Local people allege that a number of murders remain uninvestigated. R Rasaratnam and his wife Nageswary were shot dead in their house on 7 August. Police say these murders may have been committed by LTTE’s Pistol Group. Three days later, masked men dragged fisherman Innasie Francis from his home at Karuveppankerni and shot him dead on the road. According to local sources, the victim’s nephew is a LTTE member and the military-aligned Razik Group is suspected to be involved. On 11 August, carpenter Liyoni William, 65, was shot dead in Valaichenai.
The Army hunted for Tigers on 14 August at Arayampathy, two miles south of Batticaloa town, and ordered all residents to assemble at the local school for interrogation. On the same day, the Terrorist Investigation Department (TID) arrested five people, including Dr K Subramaniam, near Paddiruppu bridge in Kaluvanchikudi, after a talayatti or masked informer pointed them out.
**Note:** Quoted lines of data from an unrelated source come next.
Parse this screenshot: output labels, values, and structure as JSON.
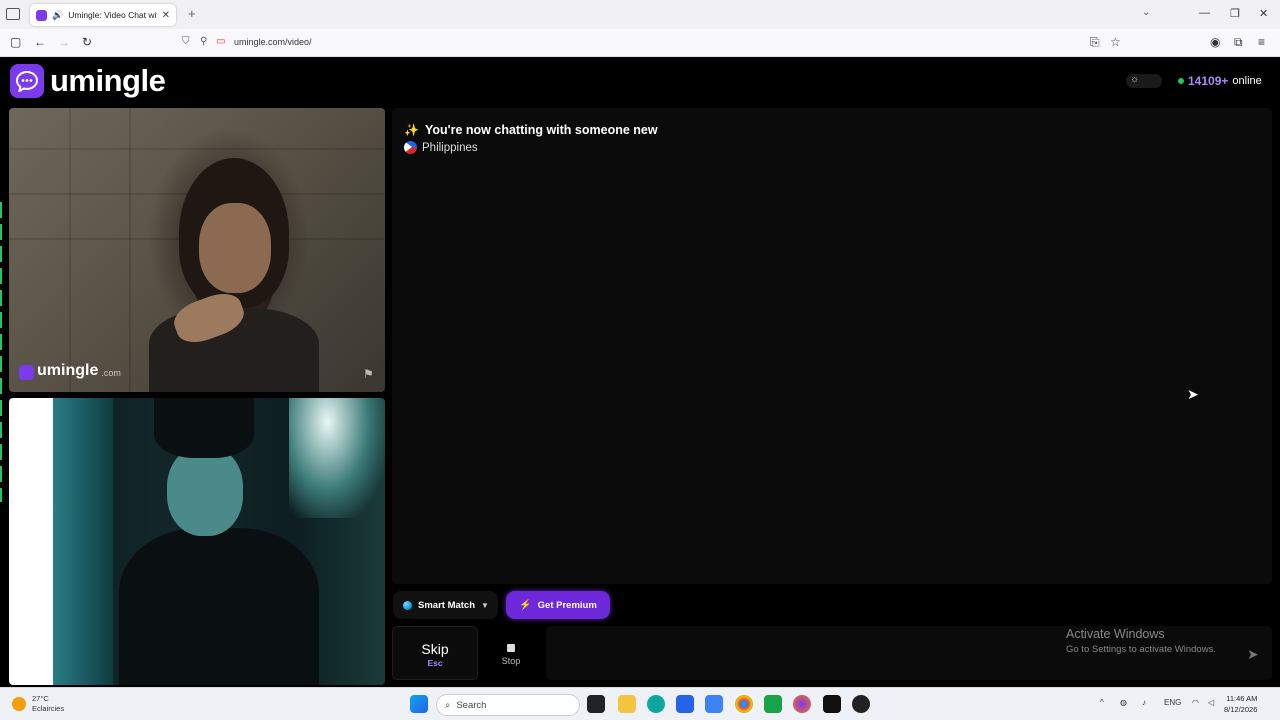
{
  "browser": {
    "tab_title": "Umingle: Video Chat with S",
    "new_tab": "+",
    "url": "umingle.com/video/"
  },
  "site": {
    "logo_text": "umingle",
    "online_count": "14109+",
    "online_label": "online"
  },
  "remote_video": {
    "watermark_text": "umingle",
    "watermark_suffix": ".com"
  },
  "chat": {
    "status_message": "You're now chatting with someone new",
    "country": "Philippines"
  },
  "controls": {
    "smart_match_label": "Smart Match",
    "premium_label": "Get Premium",
    "skip_label": "Skip",
    "skip_key": "Esc",
    "stop_label": "Stop"
  },
  "activation": {
    "title": "Activate Windows",
    "subtitle": "Go to Settings to activate Windows."
  },
  "taskbar": {
    "weather_temp": "27°C",
    "weather_desc": "Eclaircies",
    "search_placeholder": "Search",
    "language": "ENG",
    "time": "11:46 AM",
    "date": "8/12/2026"
  },
  "colors": {
    "accent": "#7c3aed",
    "online_dot": "#22c55e",
    "online_count": "#a78bfa"
  }
}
Fear pervades Trincomalee District also, because of continuing killings. On 4 August, T Soundararasa, 21, was shot dead at Pallikudyiruppu. The bodies of Sampur residents T Sivakumar, S Gunarasa and S Manickarasa were found in Anaikalkulam on 19 August. Relatives say they had been brutally tortured before being killed. A shell fired on a house in Sampur on the same day killed V Nallammah and wounded six others.
Three people from the UNHCR-supervised Allesthottam refugee camp, who went fishing to Salappaiyaru in northern Trincomalee were shot and injured. These refugees had earlier fled to India, and had been living in Allesthottam since their return to the island.
Ship services to Jaffna were disrupted after the Princess Kash incident near Mullaitivu on 14 August. Trincomalee regional secretary V Velum Mayilum says the ship Lanka Muditha left for Jaffna on 2 September with 1,047 people including 607 refugees. On the same day, 953 refugees from Vavuniya and another 288 from Mannar arrived in Trincomalee to travel to Jaffna.